Editorial: Piercing the Golden Calf

April 30, 2014 6:25 PM2 comments

Huzzah, the Falls Church City Council has a budget for the next fiscal year and demonstrated a concerted effort not to burden taxpayers with any more than absolutely necessary to achieve it. Given that they were starting with City Manager Wyatt Shields’ recommendation last month for a four-cent real estate tax rate hike, they did a worthy job of scaling it back to no increase in the rate at all.

While the City Schools took a $215,000 hit to achieve this, more important for the future of the City and its sustainability over the long haul was the courageous will of the Council to violate what some, like Shields, insisted was a line they dare not cross.

That is, they pierced the inviolate golden calf of the so-called “unassigned fund balance,” even if ever so slightly, to save taxpayers some funds. So far, no one from Wall Street has sounded an alarm, no shudder on the global markets has been detected.

A four-vote majority on the Council tapped the existing $13.6 million fund balance (that is, taxpayer money that just sits in a virtually zero interest rate account for the proverbial “rainy day”) for a mere $215,000 to balance its budget.
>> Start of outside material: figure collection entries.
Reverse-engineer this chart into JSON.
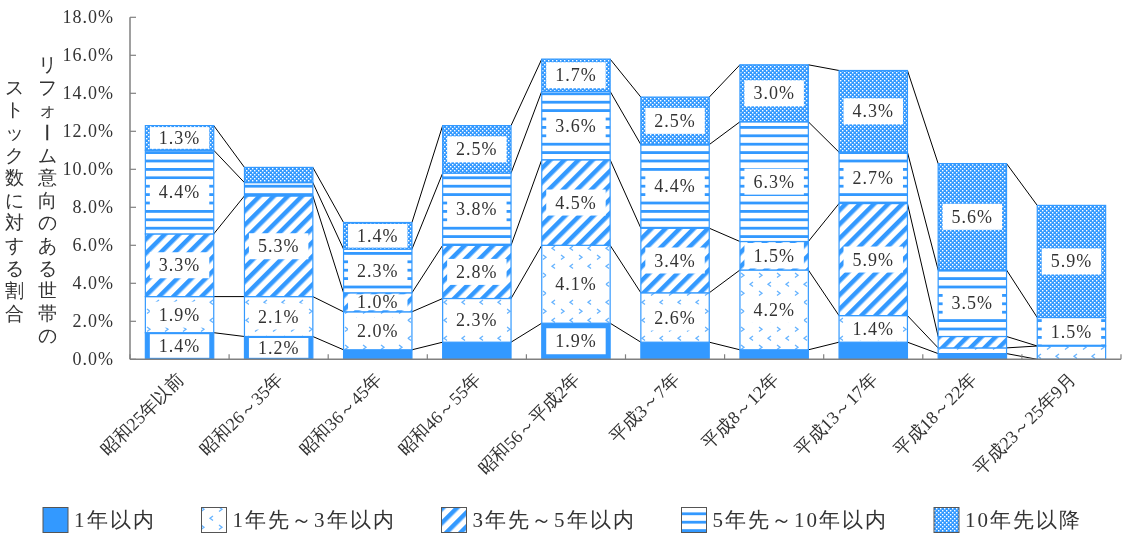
{
  "chart_data": {
    "type": "bar",
    "stacked": true,
    "ylabel": "リフォーム意向のある世帯のストック数に対する割合",
    "categories": [
      "昭和25年以前",
      "昭和26～35年",
      "昭和36～45年",
      "昭和46～55年",
      "昭和56～平成2年",
      "平成3～7年",
      "平成8～12年",
      "平成13～17年",
      "平成18～22年",
      "平成23～25年9月"
    ],
    "ylim": [
      0,
      18
    ],
    "yticks": [
      {
        "value": 0,
        "label": "0.0%"
      },
      {
        "value": 2,
        "label": "2.0%"
      },
      {
        "value": 4,
        "label": "4.0%"
      },
      {
        "value": 6,
        "label": "6.0%"
      },
      {
        "value": 8,
        "label": "8.0%"
      },
      {
        "value": 10,
        "label": "10.0%"
      },
      {
        "value": 12,
        "label": "12.0%"
      },
      {
        "value": 14,
        "label": "14.0%"
      },
      {
        "value": 16,
        "label": "16.0%"
      },
      {
        "value": 18,
        "label": "18.0%"
      }
    ],
    "legend": "bottom",
    "series": [
      {
        "name": "1年以内",
        "color": "#3399ff",
        "values": [
          1.4,
          1.2,
          0.5,
          0.9,
          1.9,
          0.9,
          0.5,
          0.9,
          0.3,
          0
        ],
        "value_labels": [
          "1.4%",
          "1.2%",
          null,
          null,
          "1.9%",
          null,
          null,
          null,
          null,
          null
        ]
      },
      {
        "name": "1年先～3年以内",
        "color": "#3399ff",
        "values": [
          1.9,
          2.1,
          2.0,
          2.3,
          4.1,
          2.6,
          4.2,
          1.4,
          0.3,
          0.7
        ],
        "value_labels": [
          "1.9%",
          "2.1%",
          "2.0%",
          "2.3%",
          "4.1%",
          "2.6%",
          "4.2%",
          "1.4%",
          null,
          null
        ]
      },
      {
        "name": "3年先～5年以内",
        "color": "#3399ff",
        "values": [
          3.3,
          5.3,
          1.0,
          2.8,
          4.5,
          3.4,
          1.5,
          5.9,
          0.6,
          0
        ],
        "value_labels": [
          "3.3%",
          "5.3%",
          "1.0%",
          "2.8%",
          "4.5%",
          "3.4%",
          "1.5%",
          "5.9%",
          null,
          null
        ]
      },
      {
        "name": "5年先～10年以内",
        "color": "#3399ff",
        "values": [
          4.4,
          0.7,
          2.3,
          3.8,
          3.6,
          4.4,
          6.3,
          2.7,
          3.5,
          1.5
        ],
        "value_labels": [
          "4.4%",
          null,
          "2.3%",
          "3.8%",
          "3.6%",
          "4.4%",
          "6.3%",
          "2.7%",
          "3.5%",
          "1.5%"
        ]
      },
      {
        "name": "10年先以降",
        "color": "#3399ff",
        "values": [
          1.3,
          0.8,
          1.4,
          2.5,
          1.7,
          2.5,
          3.0,
          4.3,
          5.6,
          5.9
        ],
        "value_labels": [
          "1.3%",
          null,
          "1.4%",
          "2.5%",
          "1.7%",
          "2.5%",
          "3.0%",
          "4.3%",
          "5.6%",
          "5.9%"
        ]
      }
    ]
  }
}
Not exactly a revolution, but virtually so to hear some people talk.

Councilman Nader Baroukh was probably right when he complained that this marked the first time ever that a Falls Church City Council “pro-actively” dipped into its fund balance for anything but an emergency. It’s true and it’s a good thing.

It was curious in this budget that no one on the Council or on the City staff undertook a survey, as they do to compare so many other things, what the unassigned fund balances are of comparable jurisdictions, such as the City of Fairfax in this case.
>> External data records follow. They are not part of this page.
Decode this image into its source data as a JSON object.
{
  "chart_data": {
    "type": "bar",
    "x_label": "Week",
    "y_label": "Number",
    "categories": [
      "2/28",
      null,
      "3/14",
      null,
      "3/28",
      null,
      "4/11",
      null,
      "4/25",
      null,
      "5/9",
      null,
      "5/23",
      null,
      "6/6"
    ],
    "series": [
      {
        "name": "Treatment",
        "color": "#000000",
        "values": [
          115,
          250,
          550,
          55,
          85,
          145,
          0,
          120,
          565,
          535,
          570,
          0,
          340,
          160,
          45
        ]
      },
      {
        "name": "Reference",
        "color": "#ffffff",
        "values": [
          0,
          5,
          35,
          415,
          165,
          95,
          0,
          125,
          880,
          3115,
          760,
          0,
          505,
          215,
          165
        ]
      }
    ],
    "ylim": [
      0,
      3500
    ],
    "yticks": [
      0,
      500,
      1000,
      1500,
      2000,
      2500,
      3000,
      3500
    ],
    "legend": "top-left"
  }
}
We will repeat, once again, that the first official policy on fund balance adopted by the City in the mid-1990s, and considered solid by New York bond rating agencies then, was anything above eight percent of annual expenses, or the equivalent of one month’s costs of running the government. Keeping that in an unassigned reserve for emergencies or other contingencies was considered perfectly acceptable.
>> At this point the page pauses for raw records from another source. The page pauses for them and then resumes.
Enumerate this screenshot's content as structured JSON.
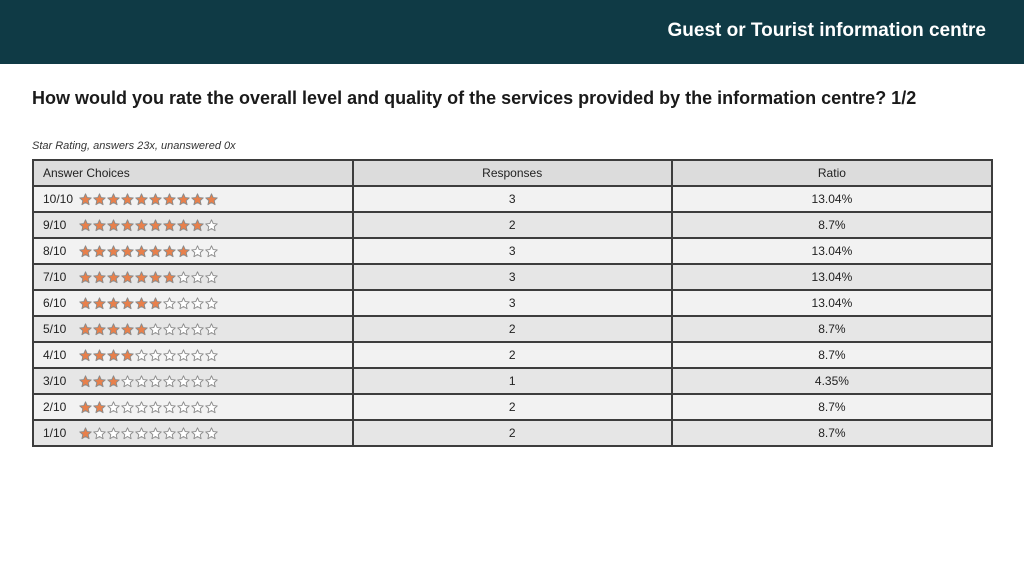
{
  "header": {
    "title": "Guest or Tourist information centre"
  },
  "question": "How would you rate the overall level and quality of the services provided by the information centre? 1/2",
  "subtitle": "Star Rating, answers 23x, unanswered 0x",
  "table": {
    "headers": {
      "choice": "Answer Choices",
      "responses": "Responses",
      "ratio": "Ratio"
    },
    "max_stars": 10,
    "colors": {
      "star_filled": "#e8804b",
      "star_empty": "#ffffff",
      "star_outline": "#8a8a8a"
    },
    "rows": [
      {
        "label": "10/10",
        "stars": 10,
        "responses": "3",
        "ratio": "13.04%"
      },
      {
        "label": "9/10",
        "stars": 9,
        "responses": "2",
        "ratio": "8.7%"
      },
      {
        "label": "8/10",
        "stars": 8,
        "responses": "3",
        "ratio": "13.04%"
      },
      {
        "label": "7/10",
        "stars": 7,
        "responses": "3",
        "ratio": "13.04%"
      },
      {
        "label": "6/10",
        "stars": 6,
        "responses": "3",
        "ratio": "13.04%"
      },
      {
        "label": "5/10",
        "stars": 5,
        "responses": "2",
        "ratio": "8.7%"
      },
      {
        "label": "4/10",
        "stars": 4,
        "responses": "2",
        "ratio": "8.7%"
      },
      {
        "label": "3/10",
        "stars": 3,
        "responses": "1",
        "ratio": "4.35%"
      },
      {
        "label": "2/10",
        "stars": 2,
        "responses": "2",
        "ratio": "8.7%"
      },
      {
        "label": "1/10",
        "stars": 1,
        "responses": "2",
        "ratio": "8.7%"
      }
    ]
  }
}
Now, to again repeat, a fund balance of eight percent today would be $6.4 million, instead of $13.6 million (based on 17 percent of annual expenditures) that we now have. The difference is $7.2 million, and with a cent on the real estate tax rate equaling $354,000, taking that excess $7.2 million out of the budget would yield a reduction in the tax rate of about 21 cents.

Additionally, had the Council adopted Vice Mayor Snyder’s suggestion to use a sum from the sale of the City’s water system equivalent to the year’s debt service obligation of $5 million, another 15 cents would have been saved. Taken together, the moves could have lowered the current $1.305 tax rate to under a dollar..

  • FallsChurchCitizen

    And after doing all these wonderful things to reduce the FY15 tax rate to under a dollar, how high, praytell, would the rate skyrocket in 2016 and thereafter when those one-time items are no longer available to address still-rising expenses? Oh, and later on, what would be the additional detrimental effects on the tax rate of having to borrow even more money — at a higher interest rate — for the new high school? (And heaven forbid an actual emergency arise.)

    Our award-winning high school has a personal finance class. I would encourage the teachers to use the editor’s suggestion as a case study in awful financial management.

  • Commentariat

    To clarify, the schools didn’t take any “hit.” They got a 9-percent funding increase, fully six times the rate of inflation.